Por Edgard Cabral
O conto machadiano traz um diálogo entre a Modéstia e a Vaidade, manas e rivais, personificadas, no que a Vaidade toma a palavra e tenta nos convencer de ser a maior das virtudes, a mais fecunda, sensível e sublime, injustiçada pelos que a vêem como um vício, e à Modéstia caberia o lugar de preconceituosa, enquanto a Vaidade recebe a todos, sem preconceitos, a que vai do salão do rico ao albergue do pobre, do palácio ao cortiço.
“Valeria a pena ter, se eu não realçasse os teres? Foi para escondê-lo ou mostrá-lo, que mandaste vir de tão longe esse vaso opulento? (…) E tu, que nada tens, por que aplicas o salário de uma semana ao jantar de uma hora, senão porque eu te possuo e te digo que alguma coisa deves parecer melhor do que és na realidade? (…) Por que talhas o teu vestido pelo padrão mais rebuscado, e por que te remiras ao espelho com amor, senão porque eu te consolo da tua miséria e do teu nada, dando-te a troco de um sacrifício grande benefício ainda maior?”
Machado de Assis, Elogio da Vaidade
A Vaidade, em pessoa, nos denuncia o quanto está presente em quase todos, com raríssimas exceções, desde no poeta caprichoso na estrofe, que recorre à ela, que se intitula a décima musa, até na mãe, que se carrega a mais elevada forma de altruísmo, segundo a Vaidade, também traz a mais profunda forma de egoísmo, no que maior que o amor materno é o amor de si próprio. Denúncia ainda, como em aparentes gestos de Modéstia, reside na verdade a Vaidade, como na fachada de boas ações que não se fazem se não para serem vistas e reconhecidas. Diz-se tão sedutora que penetra até a sacristia, fazendo com que os que vivem para as glórias do céu às esqueçam pelas vanglórias da terra.
“Traz no coração duas flores, a fé e eu; a celeste; colheu-a no catecismo, que lhe deram aos dez anos; a terrestre colheu-a no espelho, que lhe deram aos oito; são os seus dois Testamentos; e eu sou o mais antigo.”
Machado de Assis, Elogio da Vaidade
Ainda para convencer-nos de sua superioridade e importância, a Vaidade discursa com toda pompa, rica em vocabulário e referências culturais, e periga realmente convencer, num conto tão curto, mas que parece mais que suficiente, tanto em defesa sua, quanto em material de reflexão.

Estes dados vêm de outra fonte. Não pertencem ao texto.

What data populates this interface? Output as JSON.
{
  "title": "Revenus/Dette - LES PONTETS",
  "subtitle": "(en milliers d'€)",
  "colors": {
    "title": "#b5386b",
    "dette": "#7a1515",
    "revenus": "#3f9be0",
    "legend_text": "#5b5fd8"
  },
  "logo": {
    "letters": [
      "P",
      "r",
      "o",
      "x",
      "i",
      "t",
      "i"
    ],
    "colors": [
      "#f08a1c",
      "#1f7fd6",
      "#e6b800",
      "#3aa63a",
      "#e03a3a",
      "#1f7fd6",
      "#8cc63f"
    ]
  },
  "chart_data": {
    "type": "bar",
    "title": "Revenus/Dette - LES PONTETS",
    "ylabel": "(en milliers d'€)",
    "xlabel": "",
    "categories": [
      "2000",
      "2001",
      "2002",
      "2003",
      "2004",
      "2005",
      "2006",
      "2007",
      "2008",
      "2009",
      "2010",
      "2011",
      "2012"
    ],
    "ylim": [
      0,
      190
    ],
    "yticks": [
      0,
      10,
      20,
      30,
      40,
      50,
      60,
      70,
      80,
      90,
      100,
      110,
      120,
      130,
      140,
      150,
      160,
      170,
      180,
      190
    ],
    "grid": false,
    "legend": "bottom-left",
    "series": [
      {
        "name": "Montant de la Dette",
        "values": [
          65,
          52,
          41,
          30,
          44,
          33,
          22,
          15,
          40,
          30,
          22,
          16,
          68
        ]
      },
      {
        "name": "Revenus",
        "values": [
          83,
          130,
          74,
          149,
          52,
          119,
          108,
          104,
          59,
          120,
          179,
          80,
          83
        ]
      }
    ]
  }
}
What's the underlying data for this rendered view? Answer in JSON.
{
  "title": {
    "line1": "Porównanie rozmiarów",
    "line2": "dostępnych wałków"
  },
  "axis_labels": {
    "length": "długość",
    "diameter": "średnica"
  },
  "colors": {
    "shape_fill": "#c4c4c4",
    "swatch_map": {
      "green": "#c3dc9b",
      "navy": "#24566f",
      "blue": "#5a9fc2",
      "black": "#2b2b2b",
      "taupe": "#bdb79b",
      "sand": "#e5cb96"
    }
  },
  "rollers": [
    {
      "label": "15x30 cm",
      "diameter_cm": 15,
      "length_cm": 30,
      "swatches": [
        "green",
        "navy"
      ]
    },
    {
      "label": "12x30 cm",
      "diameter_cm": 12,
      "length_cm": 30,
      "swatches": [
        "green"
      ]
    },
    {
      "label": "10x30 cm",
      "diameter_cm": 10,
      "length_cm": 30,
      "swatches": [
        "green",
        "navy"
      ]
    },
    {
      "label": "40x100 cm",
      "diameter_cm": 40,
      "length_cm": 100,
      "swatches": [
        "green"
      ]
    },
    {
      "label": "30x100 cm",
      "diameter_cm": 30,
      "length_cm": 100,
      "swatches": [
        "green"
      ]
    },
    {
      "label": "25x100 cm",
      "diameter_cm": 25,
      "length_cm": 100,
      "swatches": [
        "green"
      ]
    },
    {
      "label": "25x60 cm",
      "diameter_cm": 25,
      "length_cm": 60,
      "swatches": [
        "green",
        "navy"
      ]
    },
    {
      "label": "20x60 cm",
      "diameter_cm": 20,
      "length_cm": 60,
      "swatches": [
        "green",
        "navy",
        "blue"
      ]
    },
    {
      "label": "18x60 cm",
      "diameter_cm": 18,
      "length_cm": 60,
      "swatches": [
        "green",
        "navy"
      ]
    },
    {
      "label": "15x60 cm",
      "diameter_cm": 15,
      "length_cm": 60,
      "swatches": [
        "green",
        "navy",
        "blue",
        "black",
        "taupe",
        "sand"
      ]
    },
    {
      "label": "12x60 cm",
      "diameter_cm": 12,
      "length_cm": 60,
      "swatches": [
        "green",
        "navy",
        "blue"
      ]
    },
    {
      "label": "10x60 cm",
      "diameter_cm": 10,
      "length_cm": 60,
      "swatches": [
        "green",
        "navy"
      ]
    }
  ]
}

Não estende seu latim por já se considerar soberana sobre quase toda a Terra, deixando para a que nomeia como irmã bastarda apenas onde se pisa com tristeza,
aquela que podemos ver com os olhos para o chão. Nomeia-se ainda, a Vaidade, como anjo protetor, zeloso, aquele que acompanha cada um do nascimento à cova, sempre cumprindo seu papel, enriquecendo e embelezando a Terra e seus habitantes, no que a irmã empobrecida em nada ou tão pouco teria colaborado.
“Que tem ela feito no mundo que valha a pena de ser citado? Foram as suas mãos que carregaram as pedras das Pirâmides? Foi a sua arte que entreteceu os louros de Temístocles? (…) Traga-me ela uma lista de seus feitos, de seus heróis, de suas obras duradouras; traga-ma, e eu a suplantarei, mostrando-lhe que a vida, que a história, que os séculos nada são sem mim.”
Machado de Assis, Elogio da Vaidade
Avisa-nos em conselho que não caiamos na tentação da Modéstia, e essa inversão do discurso que rege a moral cristã é interessantíssima, de que não vale a pena no que morre depressa, passageira, sem feitos duradouros. Uma verdadeira advogada do diabo, de si própria. A perspicácia de Machado ao encarná-la enquanto narradora, utilizando-se das qualidades da própria, é digna de nota, e o faz com tanta maestria que realmente não assustaria convencer, passando-se por sincera – a de riso franco – em contraste com a irmã que soa falsa e sem graça, mesmo sonsa, em seu discurso.